L’assemblée nationale a adopté vendredi le projet de loi portant modification et complément sur la Commission électorale nationale indépendante (CENI).
C’est un passage en force de cette nouvelle loi portant organisation de la CENI telle que proposée par le député et actuelle Ministre des Affaires Etrangères Christophe Lutundula.
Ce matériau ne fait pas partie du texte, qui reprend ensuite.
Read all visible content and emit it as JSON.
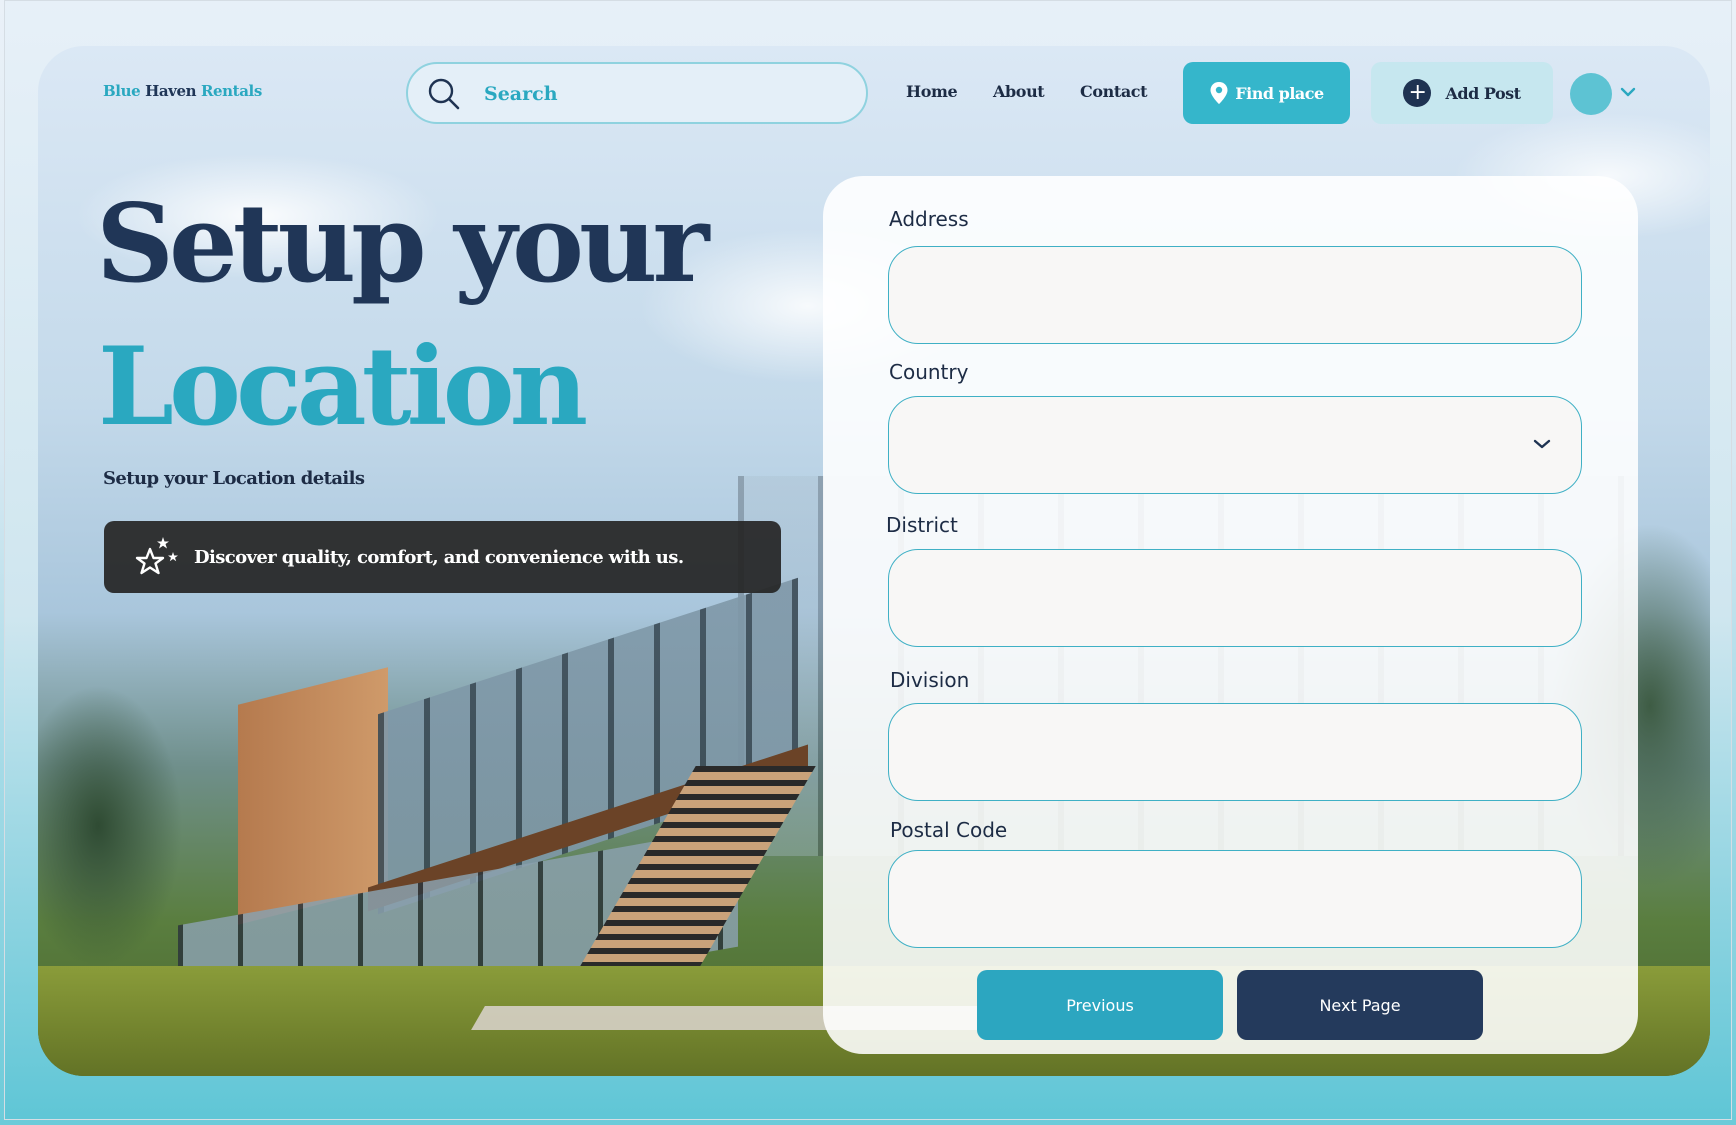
{
  "brand": {
    "part1": "Blue",
    "part2": "Haven",
    "part3": "Rentals"
  },
  "search": {
    "placeholder": "Search",
    "icon": "search-icon"
  },
  "nav": {
    "items": [
      "Home",
      "About",
      "Contact"
    ]
  },
  "actions": {
    "find_label": "Find place",
    "find_icon": "map-pin-icon",
    "add_label": "Add Post",
    "add_icon": "plus-icon"
  },
  "hero": {
    "title_line1": "Setup your",
    "title_line2": "Location",
    "subtitle": "Setup your Location details",
    "tagline": "Discover quality, comfort, and convenience with us.",
    "tagline_icon": "stars-icon"
  },
  "form": {
    "fields": [
      {
        "label": "Address",
        "value": ""
      },
      {
        "label": "Country",
        "value": ""
      },
      {
        "label": "District",
        "value": ""
      },
      {
        "label": "Division",
        "value": ""
      },
      {
        "label": "Postal Code",
        "value": ""
      }
    ],
    "previous_label": "Previous",
    "next_label": "Next Page"
  },
  "colors": {
    "accent": "#2aa8c0",
    "navy": "#203657",
    "dark_button": "#243a5c"
  }
}
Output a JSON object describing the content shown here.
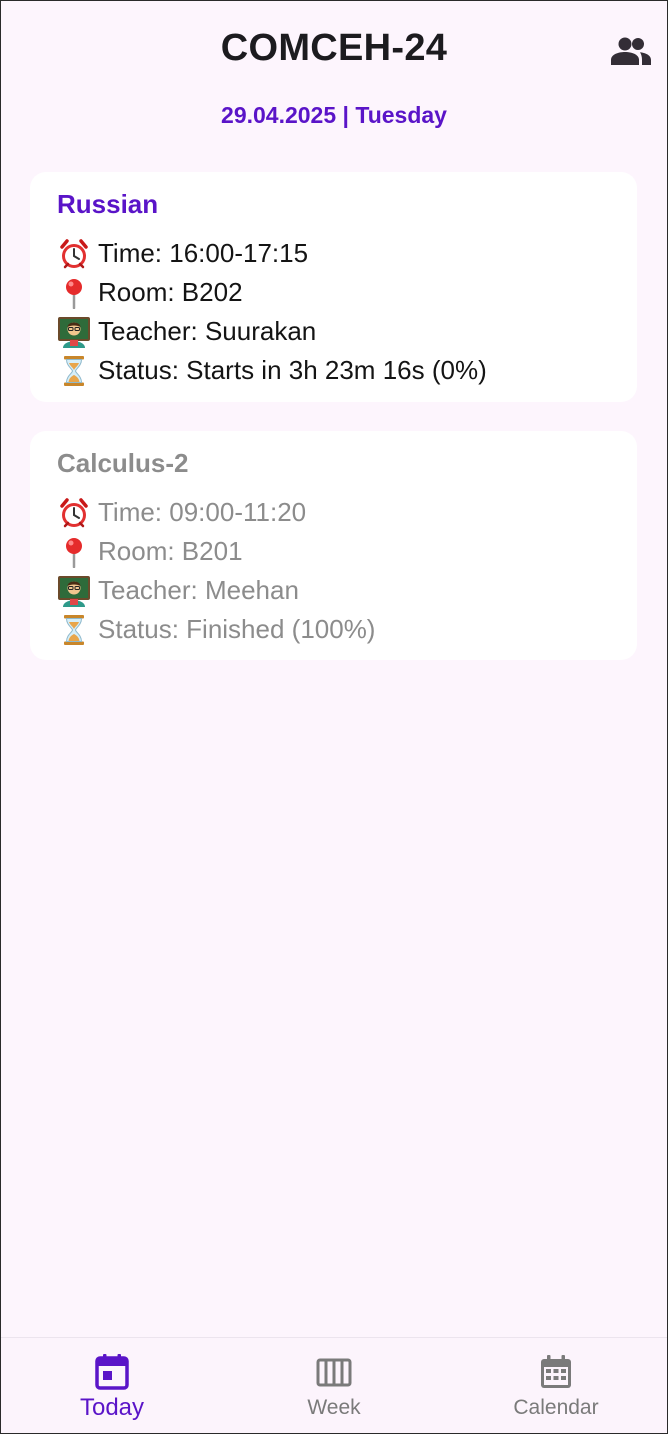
{
  "header": {
    "title": "COMCEH-24",
    "group_icon": "people-icon"
  },
  "date_line": "29.04.2025 | Tuesday",
  "lessons": [
    {
      "subject": "Russian",
      "time": "Time: 16:00-17:15",
      "room": "Room: B202",
      "teacher": "Teacher: Suurakan",
      "status": "Status: Starts in 3h 23m 16s (0%)",
      "state": "upcoming"
    },
    {
      "subject": "Calculus-2",
      "time": "Time: 09:00-11:20",
      "room": "Room: B201",
      "teacher": "Teacher: Meehan",
      "status": "Status: Finished (100%)",
      "state": "finished"
    }
  ],
  "row_icons": {
    "time": "alarm-clock-icon",
    "room": "pin-icon",
    "teacher": "teacher-icon",
    "status": "hourglass-icon"
  },
  "nav": {
    "today": "Today",
    "week": "Week",
    "calendar": "Calendar",
    "active": "today"
  },
  "colors": {
    "accent": "#5a14c8",
    "background": "#fdf5fd",
    "card": "#ffffff",
    "finished_text": "#8c8c8c",
    "nav_inactive": "#7a7a7a"
  }
}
Une loi pourtant décriée par la coalition de Lamuka à travers ses deux leaders Adolphe Muzito et Martin Fayulu.
La coalition LAMUKA dans un communiqué rendu public le vendredi 04 mai a fustigé le fait que l’Assemblée nationale « profite de l’attention nationale focalisée sur l’éruption volcanique du Nyiragongo, pour adopter la loi sur la réforme de la CENI ».
Selon ce communiqué signé par Adolphe Muzito et Martin Fayulu, LAMUKA insiste sur la dépolitisation et la fonctionnarisation de la CENI.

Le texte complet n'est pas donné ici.